Since its beginning, the Canada Research Chairs Program has been one of our government's most successful in attracting and retaining the world's best researchers.
As a result, I'm proud to say that Canada has gone from brain drain to brain gain.
Of course, the benefits are manifold. Your research pushes the frontiers of knowledge while educating the next generation of highly skilled researchers. Applications of your research strengthen Canadian innovation and business competitiveness by efficiently moving ideas from the lab to the marketplace.

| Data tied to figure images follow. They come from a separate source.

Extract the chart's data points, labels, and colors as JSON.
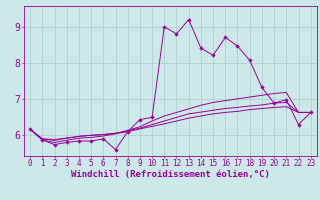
{
  "xlabel": "Windchill (Refroidissement éolien,°C)",
  "background_color": "#cce8e8",
  "grid_color": "#aacccc",
  "line_color": "#990099",
  "xlim": [
    -0.5,
    23.5
  ],
  "ylim": [
    5.4,
    9.6
  ],
  "yticks": [
    6,
    7,
    8,
    9
  ],
  "xticks": [
    0,
    1,
    2,
    3,
    4,
    5,
    6,
    7,
    8,
    9,
    10,
    11,
    12,
    13,
    14,
    15,
    16,
    17,
    18,
    19,
    20,
    21,
    22,
    23
  ],
  "series": [
    [
      6.15,
      5.85,
      5.72,
      5.78,
      5.82,
      5.82,
      5.88,
      5.58,
      6.08,
      6.42,
      6.48,
      9.02,
      8.82,
      9.22,
      8.42,
      8.22,
      8.72,
      8.48,
      8.08,
      7.32,
      6.88,
      6.98,
      6.28,
      6.62
    ],
    [
      6.15,
      5.85,
      5.78,
      5.84,
      5.9,
      5.92,
      5.96,
      6.02,
      6.12,
      6.22,
      6.38,
      6.52,
      6.62,
      6.72,
      6.82,
      6.9,
      6.95,
      7.0,
      7.05,
      7.1,
      7.15,
      7.18,
      6.62,
      6.62
    ],
    [
      6.15,
      5.88,
      5.84,
      5.9,
      5.95,
      5.98,
      6.0,
      6.04,
      6.1,
      6.18,
      6.28,
      6.38,
      6.48,
      6.58,
      6.63,
      6.68,
      6.73,
      6.76,
      6.8,
      6.83,
      6.88,
      6.9,
      6.62,
      6.62
    ],
    [
      6.15,
      5.88,
      5.86,
      5.9,
      5.95,
      5.98,
      6.0,
      6.03,
      6.08,
      6.16,
      6.23,
      6.3,
      6.38,
      6.46,
      6.52,
      6.58,
      6.62,
      6.65,
      6.7,
      6.73,
      6.76,
      6.78,
      6.62,
      6.62
    ]
  ],
  "tick_fontsize": 5.5,
  "axis_label_fontsize": 6.5
}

That's why I'm pleased today to announce that our government is providing a significant investment in this round of the Canada Research Chairs Program. This investment will support 102 new and renewed chairholders working in a variety of fields at 33 post-secondary institutions across the country.
The University of Alberta is leading the pack, receiving support for eight new and three renewed Canada Research Chairs, which builds on the nearly 100 chairholders U of A already plays home to. Congratulations!
We'll be hearing shortly from one of this year's renewed chairholders, Dr. Carlo Montemagno, whose pioneering work in intelligent nanosystems is really putting U of A on the map.
In his own words, Dr. Montemagno's work is "engineering real-world solutions for real-world problems."
Indeed, our government firmly believes that work like Dr. Montemagno's is an important part of the foundation of a modern economy.
Science drives the economy, improves the quality of life of Canadians, and creates jobs and prosperity.
Ladies and gentlemen, the Canada Research Chairs Program is a key component of Prime Minister Stephen Harper's commitment to Canadian science and technology.
As Economic Action Plan 2014 demonstrates, our government's investments are positioning Canadians to seize this moment:
- We launched the Canada First Research Excellence Fund, a legacy investment, to ensure Canada's post-secondary institutions remain world leading over the next decade.
- We provided the largest increase to the granting councils in a decade to ensure our researchers continue their ground-breaking research.
- And we committed to creating a social innovation fund that will partner community organizations with colleges to address our most burning social challenges.
What's more, we are working on a renewed science, technology and innovation strategy, a long-term plan to position Canada as a globally recognized leader in research and business innovation.
Ladies and gentlemen, I would like to once again congratulate all of today's successful Canada Research Chairs, both here at U of A and across the country.
You are among the world's best researchers.
You make Edmonton, Alberta, Canada and the world a better place to live and work. I look forward to hearing about your successes.